Helen L. Long (Downton), age 102, of S. Weymouth passed away Friday, December 10, 2021. Two years ago, when Helen Downton Long turned 100, a local radio reporter asked her to what she attributed her long life. She replied, “Getting divorced and having a good stiff drink every night.”
It was a regimen that served her well.
Mrs. Long was born in 1919, when Woodrow Wilson was president and “A Good Man is Hard to Find” and “I’m Forever Blowing Bubbles” were the songs on everyone’s lips. It was the year of Boston’s Great Molasses Flood, when Babe Ruth left the Red Sox for the Yankees and Johnny came marching home from World War I.
She saw the rise of automobile travel, the arrival of radio, TV and cell phones and the internet, which may have been the last straw. She never quite managed to master the tool.
Mrs. Long worked in the advertising department at Stetson and Bostonian shoes, later at Urban & Associates, a marketing firm in Sharon.
She was a lifelong resident of Weymouth, where she raised three children before getting divorced from the late Francis Long in 1970. Every day, she strolled her South Weymouth neighborhood with a succession of canine companions including Misty, Ami, Kaiser and many others. Mrs. Long was a lifelong congregant of St. Francis Xavier.
She loved the musical theater and sometimes sang along with her recordings of “The King and I,” “West Side Story and “My Fair Lady.” She performed in Hingham Civic Music Theater productions of “Brigadoon,” “Funny Girl,” “Fiddler On The Roof,” and many more.

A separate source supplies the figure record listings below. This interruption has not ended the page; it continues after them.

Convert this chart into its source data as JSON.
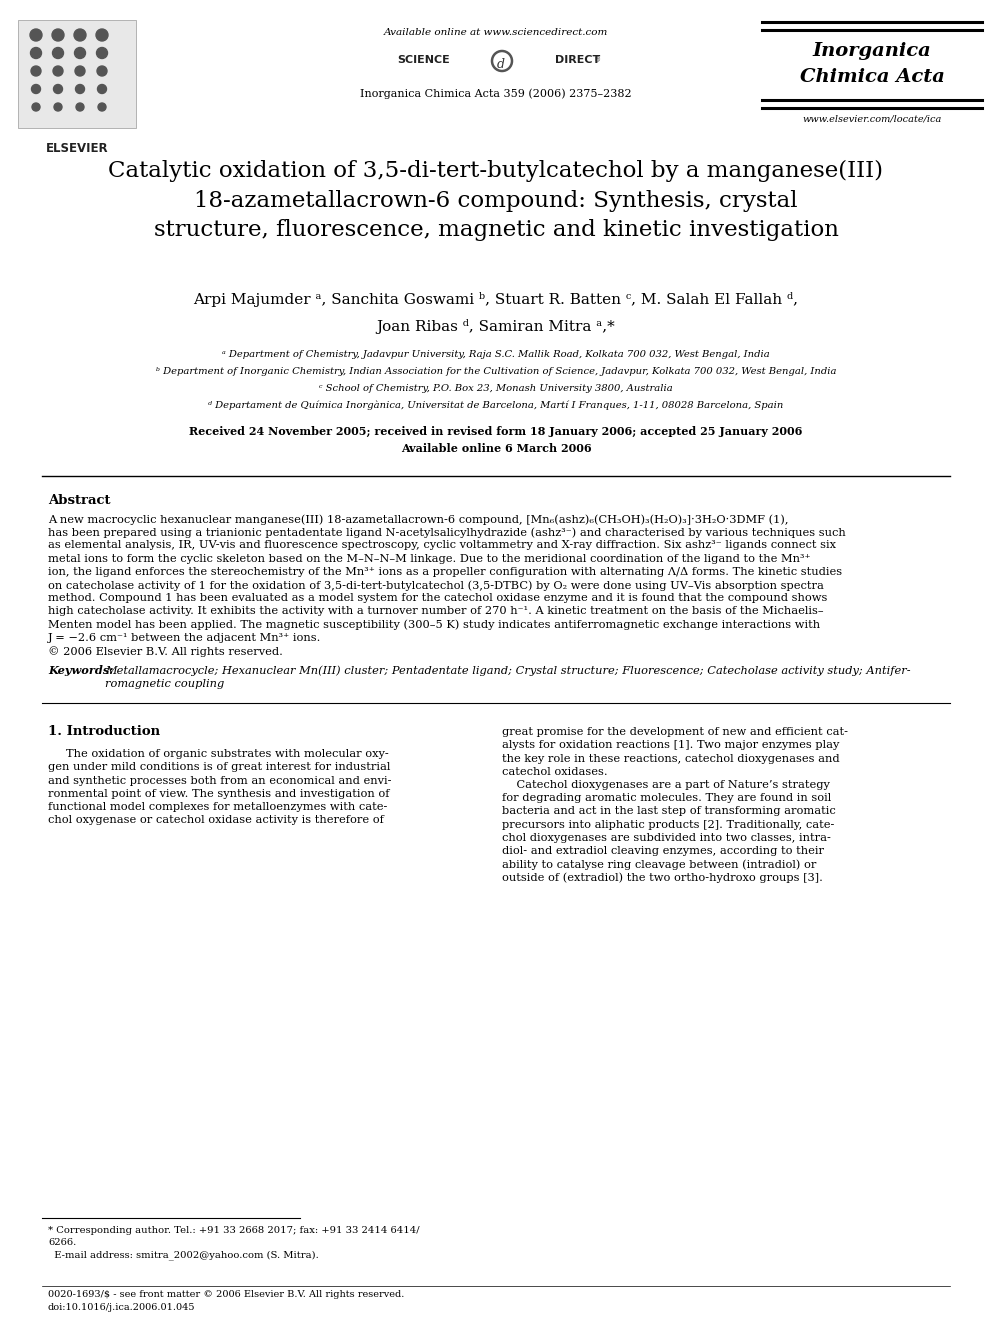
{
  "bg_color": "#ffffff",
  "header": {
    "available_online": "Available online at www.sciencedirect.com",
    "journal_info": "Inorganica Chimica Acta 359 (2006) 2375–2382",
    "journal_name_line1": "Inorganica",
    "journal_name_line2": "Chimica Acta",
    "website": "www.elsevier.com/locate/ica"
  },
  "title": "Catalytic oxidation of 3,5-di-tert-butylcatechol by a manganese(III)\n18-azametallacrown-6 compound: Synthesis, crystal\nstructure, fluorescence, magnetic and kinetic investigation",
  "authors": "Arpi Majumder ᵃ, Sanchita Goswami ᵇ, Stuart R. Batten ᶜ, M. Salah El Fallah ᵈ,\nJoan Ribas ᵈ, Samiran Mitra ᵃ,*",
  "affiliations": [
    "ᵃ Department of Chemistry, Jadavpur University, Raja S.C. Mallik Road, Kolkata 700 032, West Bengal, India",
    "ᵇ Department of Inorganic Chemistry, Indian Association for the Cultivation of Science, Jadavpur, Kolkata 700 032, West Bengal, India",
    "ᶜ School of Chemistry, P.O. Box 23, Monash University 3800, Australia",
    "ᵈ Departament de Química Inorgànica, Universitat de Barcelona, Martí I Franques, 1-11, 08028 Barcelona, Spain"
  ],
  "dates": "Received 24 November 2005; received in revised form 18 January 2006; accepted 25 January 2006\nAvailable online 6 March 2006",
  "abstract_title": "Abstract",
  "abstract_text_lines": [
    "A new macrocyclic hexanuclear manganese(III) 18-azametallacrown-6 compound, [Mn₆(ashz)₆(CH₃OH)₃(H₂O)₃]·3H₂O·3DMF (1),",
    "has been prepared using a trianionic pentadentate ligand N-acetylsalicylhydrazide (ashz³⁻) and characterised by various techniques such",
    "as elemental analysis, IR, UV-vis and fluorescence spectroscopy, cyclic voltammetry and X-ray diffraction. Six ashz³⁻ ligands connect six",
    "metal ions to form the cyclic skeleton based on the M–N–N–M linkage. Due to the meridional coordination of the ligand to the Mn³⁺",
    "ion, the ligand enforces the stereochemistry of the Mn³⁺ ions as a propeller configuration with alternating Λ/Δ forms. The kinetic studies",
    "on catecholase activity of 1 for the oxidation of 3,5-di-tert-butylcatechol (3,5-DTBC) by O₂ were done using UV–Vis absorption spectra",
    "method. Compound 1 has been evaluated as a model system for the catechol oxidase enzyme and it is found that the compound shows",
    "high catecholase activity. It exhibits the activity with a turnover number of 270 h⁻¹. A kinetic treatment on the basis of the Michaelis–",
    "Menten model has been applied. The magnetic susceptibility (300–5 K) study indicates antiferromagnetic exchange interactions with",
    "J = −2.6 cm⁻¹ between the adjacent Mn³⁺ ions.",
    "© 2006 Elsevier B.V. All rights reserved."
  ],
  "keywords_label": "Keywords:",
  "keywords_text": "Metallamacrocycle; Hexanuclear Mn(III) cluster; Pentadentate ligand; Crystal structure; Fluorescence; Catecholase activity study; Antifer-\nromagnetic coupling",
  "section_title": "1. Introduction",
  "intro_left_lines": [
    "The oxidation of organic substrates with molecular oxy-",
    "gen under mild conditions is of great interest for industrial",
    "and synthetic processes both from an economical and envi-",
    "ronmental point of view. The synthesis and investigation of",
    "functional model complexes for metalloenzymes with cate-",
    "chol oxygenase or catechol oxidase activity is therefore of"
  ],
  "intro_right_lines": [
    "great promise for the development of new and efficient cat-",
    "alysts for oxidation reactions [1]. Two major enzymes play",
    "the key role in these reactions, catechol dioxygenases and",
    "catechol oxidases.",
    "    Catechol dioxygenases are a part of Nature’s strategy",
    "for degrading aromatic molecules. They are found in soil",
    "bacteria and act in the last step of transforming aromatic",
    "precursors into aliphatic products [2]. Traditionally, cate-",
    "chol dioxygenases are subdivided into two classes, intra-",
    "diol- and extradiol cleaving enzymes, according to their",
    "ability to catalyse ring cleavage between (intradiol) or",
    "outside of (extradiol) the two ortho-hydroxo groups [3]."
  ],
  "footnote_lines": [
    "* Corresponding author. Tel.: +91 33 2668 2017; fax: +91 33 2414 6414/",
    "6266.",
    "  E-mail address: smitra_2002@yahoo.com (S. Mitra)."
  ],
  "footer_left": "0020-1693/$ - see front matter © 2006 Elsevier B.V. All rights reserved.\ndoi:10.1016/j.ica.2006.01.045"
}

She also sang with the Fine Arts Chorale, with whom she performed in Boston’s Symphony Hall and toured Europe.
She made quilts that are prized by family and friends.

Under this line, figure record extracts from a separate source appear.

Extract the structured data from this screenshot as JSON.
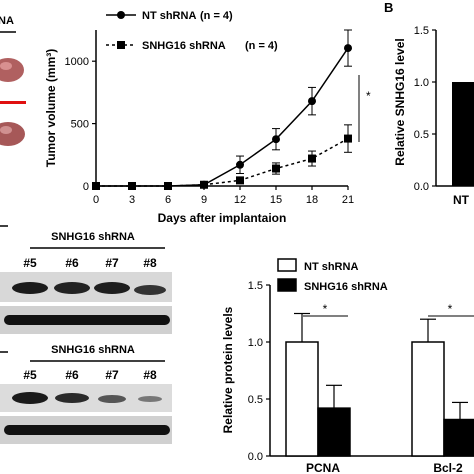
{
  "panel_labels": {
    "b": "B"
  },
  "fragments": {
    "top_left_text": "NA"
  },
  "chart_data": [
    {
      "type": "line",
      "xlabel": "Days after implantaion",
      "ylabel": "Tumor volume (mm³)",
      "x": [
        0,
        3,
        6,
        9,
        12,
        15,
        18,
        21
      ],
      "xlim": [
        0,
        21
      ],
      "ylim": [
        0,
        1250
      ],
      "yticks": [
        0,
        500,
        1000
      ],
      "series": [
        {
          "name": "NT shRNA",
          "n_label": "(n = 4)",
          "marker": "circle",
          "line": "solid",
          "values": [
            0,
            0,
            0,
            10,
            170,
            375,
            680,
            1105
          ],
          "errors": [
            0,
            0,
            0,
            10,
            70,
            85,
            110,
            145
          ]
        },
        {
          "name": "SNHG16 shRNA",
          "n_label": "(n = 4)",
          "marker": "square",
          "line": "dashed",
          "values": [
            0,
            0,
            0,
            10,
            45,
            140,
            220,
            380
          ],
          "errors": [
            0,
            0,
            0,
            8,
            25,
            45,
            60,
            110
          ]
        }
      ],
      "significance": "*"
    },
    {
      "type": "bar",
      "ylabel": "Relative SNHG16 level",
      "ylim": [
        0,
        1.5
      ],
      "yticks": [
        "0.0",
        "0.5",
        "1.0",
        "1.5"
      ],
      "categories": [
        "NT"
      ],
      "values": [
        1.0
      ]
    },
    {
      "type": "bar",
      "ylabel": "Relative protein levels",
      "ylim": [
        0,
        1.5
      ],
      "yticks": [
        "0.0",
        "0.5",
        "1.0",
        "1.5"
      ],
      "categories": [
        "PCNA",
        "Bcl-2"
      ],
      "series": [
        {
          "name": "NT shRNA",
          "color": "#ffffff",
          "values": [
            1.0,
            1.0
          ],
          "errors": [
            0.25,
            0.2
          ]
        },
        {
          "name": "SNHG16 shRNA",
          "color": "#000000",
          "values": [
            0.42,
            0.32
          ],
          "errors": [
            0.2,
            0.15
          ]
        }
      ],
      "significance": [
        "*",
        "*"
      ]
    }
  ],
  "blots": [
    {
      "header": "SNHG16 shRNA",
      "lanes": [
        "#5",
        "#6",
        "#7",
        "#8"
      ]
    },
    {
      "header": "SNHG16 shRNA",
      "lanes": [
        "#5",
        "#6",
        "#7",
        "#8"
      ]
    }
  ]
}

She was a rabid Red Sox and Patriots fan, who loved nothing more than curling up in front of the TV to watch the local teams until her eyesight failed her,
She was able to remain home alone until her centennial with the help of her next-door-neighbor the late Janice McKinney, who often looked in on her and the late Ann Marie Laurence and Regina Laurence, who took her grocery shopping and showed up Sunday evenings with dinner-to-go from a local restaurant.
She enjoyed living alone and never wanted to leave her home, though she was prevailed upon to move to Cornerstone at Milford, an assisted living facility where she enjoyed socializing with staff and residents.
She was a survivor of the Spanish flu epidemic and died more than a century later during the Coronavirus pandemic, though she never suffered either affliction.
When he was 10, Mrs. Long told her grandson, Sam, “If they ever try to send me to a nursing home, take me out under that tree and shoot me.” She died three hours after arriving at a nursing home in Southbridge, where she died on Dec. 10.
She leaves her daughter and primary caretaker, Patricia Long of Hopedale, two sons, Richard and his wife, Gloria, of Connecticut and Thomas and his wife, Stacy, of New Hampshire, two grandchildren Laurie, and her husband, William, of Franklin; and Samuel of New Hampshire and two-great grandchildren, Emily and Jackson Irwin of Franklin.
A funeral Mass will be held at St. Francis Xavier Church, 234 Pleasant Street, South Weymouth, MA at 11:00 AM on Thursday, December 16, 2021.